Das Problem ist: Leider haben die Lobbyisten einen großen Einfluss auf die Politik unserer Abgeordneten. Das gilt natürlich auch oder soll ich sagen vor allem für die Versicherungs-branche. Die Verträge sind mittlerweile (auch unter zuhilfenahme einer entsprechenden Gesetzgebung) so ausgeklügelt, dass die Rechte der Versicherungsnehmer immer mehr ausgehöhlt werden. Ein gutes Beispiel ist hierfür z.B. die Riesterrente, die nur dazu diente, der Versicherungsbranche mehr Einkommen zu sichern. Den Versicherten hat die Riesterrente eher geschadet als geholfen. Das ist der eigentliche Skandal. Leider hat besonders die SPD hier sehr nahe Kontakte zur Versicherungsbranche. Es ist aus diesem Grund sehr schwierig, eine vertrauenswürdige Versicherung zu finden.

Aber ich hoffe, dass Du, Sternenlicht, es doch noch schaffst, letztendlich eine verläßliche Versicherung für Dich zu finden.
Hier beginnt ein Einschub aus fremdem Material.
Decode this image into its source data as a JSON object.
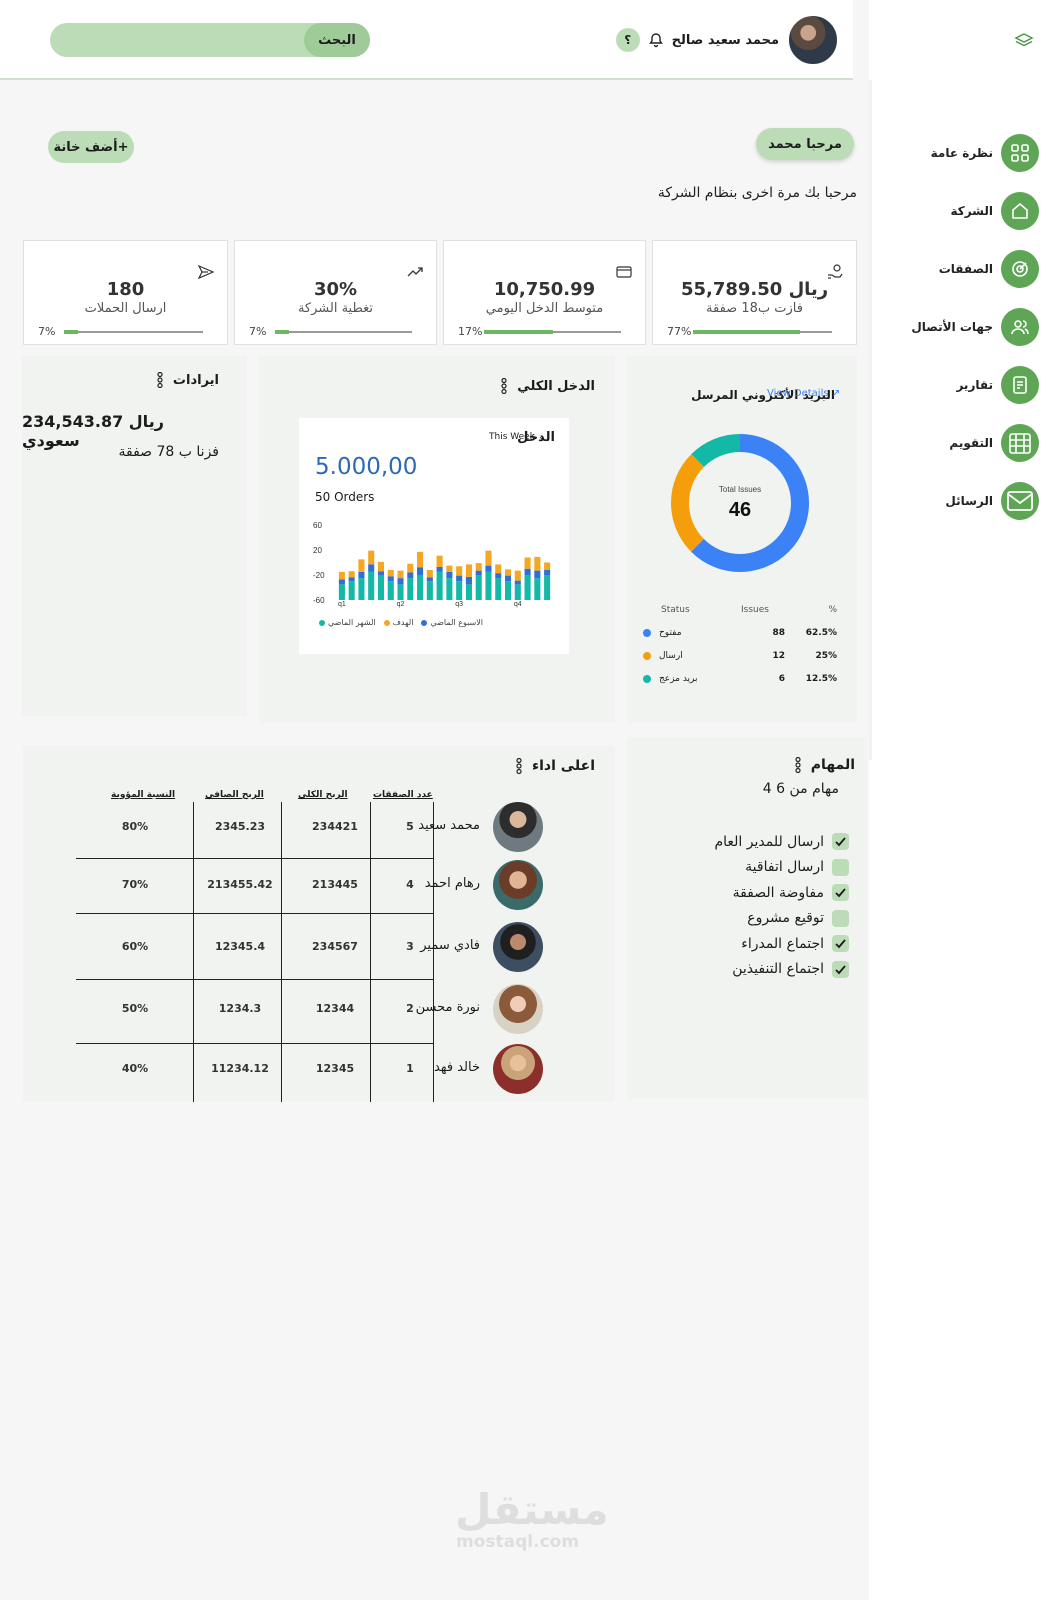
{
  "header": {
    "search_label": "البحث",
    "user_name": "محمد سعيد صالح",
    "help_label": "؟"
  },
  "sidebar": {
    "items": [
      {
        "label": "نظرة عامة",
        "icon": "grid-icon"
      },
      {
        "label": "الشركة",
        "icon": "home-icon"
      },
      {
        "label": "الصفقات",
        "icon": "target-icon"
      },
      {
        "label": "جهات الأتصال",
        "icon": "users-icon"
      },
      {
        "label": "تقارير",
        "icon": "report-icon"
      },
      {
        "label": "التقويم",
        "icon": "calendar-icon"
      },
      {
        "label": "الرسائل",
        "icon": "mail-icon"
      }
    ],
    "accent": "#5ea656"
  },
  "welcome": {
    "button": "مرحبا محمد",
    "message": "مرحبا بك مرة اخرى بنظام الشركة",
    "add_button": "أضف خانة+"
  },
  "stats": [
    {
      "value": "55,789.50 ريال",
      "label": "فازت ب18 صفقة",
      "percent_text": "77%",
      "progress": 0.77,
      "icon": "money-hand-icon"
    },
    {
      "value": "10,750.99",
      "label": "متوسط الدخل اليومي",
      "percent_text": "17%",
      "progress": 0.5,
      "icon": "card-icon"
    },
    {
      "value": "30%",
      "label": "تغطية الشركة",
      "percent_text": "7%",
      "progress": 0.1,
      "icon": "trend-up-icon"
    },
    {
      "value": "180",
      "label": "ارسال الحملات",
      "percent_text": "7%",
      "progress": 0.1,
      "icon": "send-icon"
    }
  ],
  "revenue": {
    "title": "ايرادات",
    "amount": "234,543.87 ريال سعودي",
    "deals": "فزنا ب 78 صفقة"
  },
  "income": {
    "title": "الدخل الكلي",
    "card_title": "الدخل",
    "period": "This Week",
    "amount": "5.000,00",
    "orders": "50 Orders"
  },
  "email": {
    "title": "البريد الأكتروني المرسل",
    "details_link": "View Details",
    "center_label": "Total Issues",
    "total": "46",
    "headers": {
      "status": "Status",
      "issues": "Issues",
      "pct": "%"
    },
    "rows": [
      {
        "status": "مفتوح",
        "issues": "88",
        "pct": "62.5%",
        "color": "#3b82f6"
      },
      {
        "status": "ارسال",
        "issues": "12",
        "pct": "25%",
        "color": "#f59e0b"
      },
      {
        "status": "بريد مزعج",
        "issues": "6",
        "pct": "12.5%",
        "color": "#14b8a6"
      }
    ]
  },
  "performers": {
    "title": "اعلى اداء",
    "headers": {
      "deals": "عدد الصفقات",
      "gross": "الربح الكلي",
      "net": "الربح الصافي",
      "pct": "النسبة المؤوية"
    },
    "rows": [
      {
        "name": "محمد سعيد",
        "deals": "5",
        "gross": "234421",
        "net": "2345.23",
        "pct": "80%"
      },
      {
        "name": "رهام احمد",
        "deals": "4",
        "gross": "213445",
        "net": "213455.42",
        "pct": "70%"
      },
      {
        "name": "فادي سمير",
        "deals": "3",
        "gross": "234567",
        "net": "12345.4",
        "pct": "60%"
      },
      {
        "name": "نورة محسن",
        "deals": "2",
        "gross": "12344",
        "net": "1234.3",
        "pct": "50%"
      },
      {
        "name": "خالد فهد",
        "deals": "1",
        "gross": "12345",
        "net": "11234.12",
        "pct": "40%"
      }
    ]
  },
  "tasks": {
    "title": "المهام",
    "count": "4 مهام من 6",
    "items": [
      {
        "label": "ارسال للمدير العام",
        "done": true
      },
      {
        "label": "ارسال اتفاقية",
        "done": false
      },
      {
        "label": "مفاوضة الصفقة",
        "done": true
      },
      {
        "label": "توقيع مشروع",
        "done": false
      },
      {
        "label": "اجتماع المدراء",
        "done": true
      },
      {
        "label": "اجتماع التنفيذين",
        "done": true
      }
    ]
  },
  "watermark": {
    "logo": "مستقل",
    "url": "mostaql.com"
  },
  "chart_data": {
    "type": "bar",
    "stacked": true,
    "categories": [
      "q1",
      "",
      "",
      "",
      "",
      "",
      "q2",
      "",
      "",
      "",
      "",
      "",
      "q3",
      "",
      "",
      "",
      "",
      "",
      "q4",
      "",
      "",
      ""
    ],
    "ylim": [
      -60,
      60
    ],
    "yticks": [
      "60",
      "20",
      "-20",
      "-60"
    ],
    "series": [
      {
        "name": "الشهر الماضي",
        "color": "#14b8a6",
        "values": [
          25,
          30,
          35,
          45,
          40,
          30,
          25,
          35,
          40,
          30,
          45,
          35,
          30,
          25,
          40,
          45,
          35,
          30,
          25,
          40,
          35,
          40
        ]
      },
      {
        "name": "الاسبوع الماضي",
        "color": "#2f6fd8",
        "values": [
          8,
          6,
          10,
          12,
          6,
          8,
          10,
          9,
          12,
          6,
          8,
          10,
          9,
          12,
          7,
          10,
          8,
          9,
          6,
          10,
          12,
          8
        ]
      },
      {
        "name": "الهدف",
        "color": "#f5a623",
        "values": [
          12,
          10,
          20,
          22,
          15,
          10,
          12,
          14,
          25,
          12,
          18,
          10,
          15,
          20,
          12,
          24,
          14,
          10,
          16,
          18,
          22,
          12
        ]
      }
    ]
  }
}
Ich würde mich da vielleicht nicht auf die Meinung von Fachzeitschriften (wie z.B. Finanztest) verlassen. Vielleicht gibt es auch Menschen in Deiner näheren Umgebung oder Familie oder beruflichem Umfeld, die Dir von positiven oder auch negativen Erfahrungen berichten können. Es gibt auch Versicherungen, die vor allem für Beamte da sind (wahrscheinlich weißt Du das). Eine von denen hatte ich früher mal und war damit (obwohl ich keine Beamtin war) sehr zufrieden. Aber ob die heute noch genauso korrekt sind, kann ich natürlich nicht sagen. Eine andere Versicherung, die ich mittlerweile gekündigt habe, war das genaue Gegenteil. Die hatte ich wegen der Aussage und Bewertung von "Finanztest" ausgewählt.